The Panel concludes, on a balance of probabilities and based on the record presented, that Complainant has failed to prove that Respondent registered the Domain Name in bad faith. A finding of bad faith registration of the Domain Name requires a finding that Respondent more likely than not had Complainant’s trademark in mind when registering the Domain Name. The Panel cannot make such a finding here.

Rather, the Panel finds Respondent’s denial of knowledge of Complainant and its VIOOH mark is plausible. First, the Domain Name and the mark are not identical, particularly in terms of their sound.

Second, Respondent is not engaged in the same area of commerce as Complainant.

Third, Complainant’s area of commerce, which is a service for businesses, is not one that an ordinary individual would necessarily be expected to know. The record does not indicate the extent to which the VIOOH mark is known in Egypt, Respondent’s country.

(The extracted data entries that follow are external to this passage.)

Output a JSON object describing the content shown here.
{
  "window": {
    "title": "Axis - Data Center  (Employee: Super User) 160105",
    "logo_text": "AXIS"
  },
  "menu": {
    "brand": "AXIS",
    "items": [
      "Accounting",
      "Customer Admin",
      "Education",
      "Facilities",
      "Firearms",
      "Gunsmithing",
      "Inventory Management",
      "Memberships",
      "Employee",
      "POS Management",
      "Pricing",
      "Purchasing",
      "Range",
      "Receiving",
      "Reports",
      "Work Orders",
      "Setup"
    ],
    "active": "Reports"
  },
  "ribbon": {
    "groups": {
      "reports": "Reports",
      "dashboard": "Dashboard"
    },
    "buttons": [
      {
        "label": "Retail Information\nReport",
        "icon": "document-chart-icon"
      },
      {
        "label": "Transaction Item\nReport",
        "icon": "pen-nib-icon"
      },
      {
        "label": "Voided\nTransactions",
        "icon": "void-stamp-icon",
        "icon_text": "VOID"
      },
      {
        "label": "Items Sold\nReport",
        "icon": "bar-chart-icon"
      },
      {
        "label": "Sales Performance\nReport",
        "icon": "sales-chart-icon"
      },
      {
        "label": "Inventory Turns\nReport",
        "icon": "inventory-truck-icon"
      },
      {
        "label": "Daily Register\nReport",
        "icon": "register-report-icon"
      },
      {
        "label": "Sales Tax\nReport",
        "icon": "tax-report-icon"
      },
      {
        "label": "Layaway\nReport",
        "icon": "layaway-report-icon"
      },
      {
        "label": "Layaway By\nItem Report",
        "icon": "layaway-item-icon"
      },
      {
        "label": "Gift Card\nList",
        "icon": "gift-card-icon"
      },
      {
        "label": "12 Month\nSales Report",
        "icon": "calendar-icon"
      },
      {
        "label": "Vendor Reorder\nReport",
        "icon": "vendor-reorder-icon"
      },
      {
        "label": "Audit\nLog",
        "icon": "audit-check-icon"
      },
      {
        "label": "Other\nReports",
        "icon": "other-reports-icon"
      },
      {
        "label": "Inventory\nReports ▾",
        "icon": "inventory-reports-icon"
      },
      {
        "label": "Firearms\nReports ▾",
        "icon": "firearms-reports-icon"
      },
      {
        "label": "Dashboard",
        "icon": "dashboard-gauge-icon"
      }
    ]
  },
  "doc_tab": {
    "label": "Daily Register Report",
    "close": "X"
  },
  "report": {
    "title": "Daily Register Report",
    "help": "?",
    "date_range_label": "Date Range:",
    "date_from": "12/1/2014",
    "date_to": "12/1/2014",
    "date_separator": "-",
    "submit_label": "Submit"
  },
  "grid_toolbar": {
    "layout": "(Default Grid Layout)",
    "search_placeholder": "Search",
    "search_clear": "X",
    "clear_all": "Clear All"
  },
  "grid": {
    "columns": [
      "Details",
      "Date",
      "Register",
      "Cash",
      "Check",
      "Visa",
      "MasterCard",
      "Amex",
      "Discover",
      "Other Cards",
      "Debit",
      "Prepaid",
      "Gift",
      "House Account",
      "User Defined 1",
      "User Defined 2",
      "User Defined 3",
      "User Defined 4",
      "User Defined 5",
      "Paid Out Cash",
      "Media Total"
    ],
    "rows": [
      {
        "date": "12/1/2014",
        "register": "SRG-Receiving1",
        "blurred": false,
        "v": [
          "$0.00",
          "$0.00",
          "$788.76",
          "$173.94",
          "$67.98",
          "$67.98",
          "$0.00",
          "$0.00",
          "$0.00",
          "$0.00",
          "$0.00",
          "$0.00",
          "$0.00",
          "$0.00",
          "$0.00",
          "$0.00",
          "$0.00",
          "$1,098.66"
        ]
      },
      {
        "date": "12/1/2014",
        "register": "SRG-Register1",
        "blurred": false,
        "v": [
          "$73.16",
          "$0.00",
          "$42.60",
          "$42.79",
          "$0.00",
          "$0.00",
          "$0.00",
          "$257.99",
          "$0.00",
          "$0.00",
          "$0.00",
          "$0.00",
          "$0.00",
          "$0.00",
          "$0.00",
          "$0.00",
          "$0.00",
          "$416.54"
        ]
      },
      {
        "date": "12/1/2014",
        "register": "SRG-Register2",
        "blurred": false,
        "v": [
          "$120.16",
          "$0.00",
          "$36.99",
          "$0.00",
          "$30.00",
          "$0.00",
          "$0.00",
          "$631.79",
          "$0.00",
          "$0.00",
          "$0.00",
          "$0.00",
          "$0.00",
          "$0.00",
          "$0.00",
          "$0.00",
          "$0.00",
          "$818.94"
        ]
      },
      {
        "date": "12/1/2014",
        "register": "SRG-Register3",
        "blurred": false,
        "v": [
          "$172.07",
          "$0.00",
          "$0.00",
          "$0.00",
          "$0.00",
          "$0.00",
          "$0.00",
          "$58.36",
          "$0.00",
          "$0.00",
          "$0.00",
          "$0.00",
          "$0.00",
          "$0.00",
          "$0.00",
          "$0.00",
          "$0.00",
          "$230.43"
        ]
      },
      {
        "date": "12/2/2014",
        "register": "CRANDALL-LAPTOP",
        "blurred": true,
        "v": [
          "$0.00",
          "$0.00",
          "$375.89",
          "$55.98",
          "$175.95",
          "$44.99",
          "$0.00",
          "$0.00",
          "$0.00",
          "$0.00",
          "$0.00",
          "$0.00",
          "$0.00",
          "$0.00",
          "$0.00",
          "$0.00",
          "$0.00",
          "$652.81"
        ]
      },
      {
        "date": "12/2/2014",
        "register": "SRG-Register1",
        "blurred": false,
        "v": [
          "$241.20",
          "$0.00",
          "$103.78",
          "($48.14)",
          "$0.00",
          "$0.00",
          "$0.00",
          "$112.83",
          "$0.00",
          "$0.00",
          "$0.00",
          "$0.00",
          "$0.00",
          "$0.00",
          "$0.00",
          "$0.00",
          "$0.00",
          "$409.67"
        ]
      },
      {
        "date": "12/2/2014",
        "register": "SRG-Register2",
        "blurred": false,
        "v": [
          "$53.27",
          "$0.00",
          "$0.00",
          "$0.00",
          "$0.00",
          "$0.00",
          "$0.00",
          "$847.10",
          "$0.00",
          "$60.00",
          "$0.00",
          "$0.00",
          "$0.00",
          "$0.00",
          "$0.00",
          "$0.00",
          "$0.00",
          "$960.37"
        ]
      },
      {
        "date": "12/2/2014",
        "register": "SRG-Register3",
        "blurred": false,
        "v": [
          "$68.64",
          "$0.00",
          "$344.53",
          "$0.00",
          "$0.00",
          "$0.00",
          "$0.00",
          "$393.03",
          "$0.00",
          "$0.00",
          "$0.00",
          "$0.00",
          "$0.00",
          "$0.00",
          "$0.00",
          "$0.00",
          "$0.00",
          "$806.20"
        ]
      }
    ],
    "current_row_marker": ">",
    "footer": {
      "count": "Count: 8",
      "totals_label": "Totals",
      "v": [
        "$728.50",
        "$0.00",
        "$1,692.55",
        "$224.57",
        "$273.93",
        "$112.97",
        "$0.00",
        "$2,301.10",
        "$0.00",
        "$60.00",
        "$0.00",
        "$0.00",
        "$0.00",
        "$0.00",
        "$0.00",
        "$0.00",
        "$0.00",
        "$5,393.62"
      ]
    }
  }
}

Fourth, Respondent’s explanation of why he chose the Domain Name (as a sort of shorthand for “voice- over”) strikes the Panel as plausible. Respondent states that he did a search for an exact match of “voioh” and that search did not yield Complainant’s VIOOH mark. Further, Respondent provided one document showing that, on September 4, 2021, he had set up the beginning of an advertising page reflecting his work in the voice-over business; he also provided a test email for his proposed service.

The Panel also notes the expression by the Respondent of an offer to negotiate a settlement, which the Panel takes here to be different than a typical offer to sell to a trademark owner who has been targeted.

The UDRP is designed to address clear cases of cybersquatting. The record here does not indicate that this is such a case.

Complainant has not established Policy paragraph 4(a)(iii).


For the foregoing reasons, the Complaint is denied.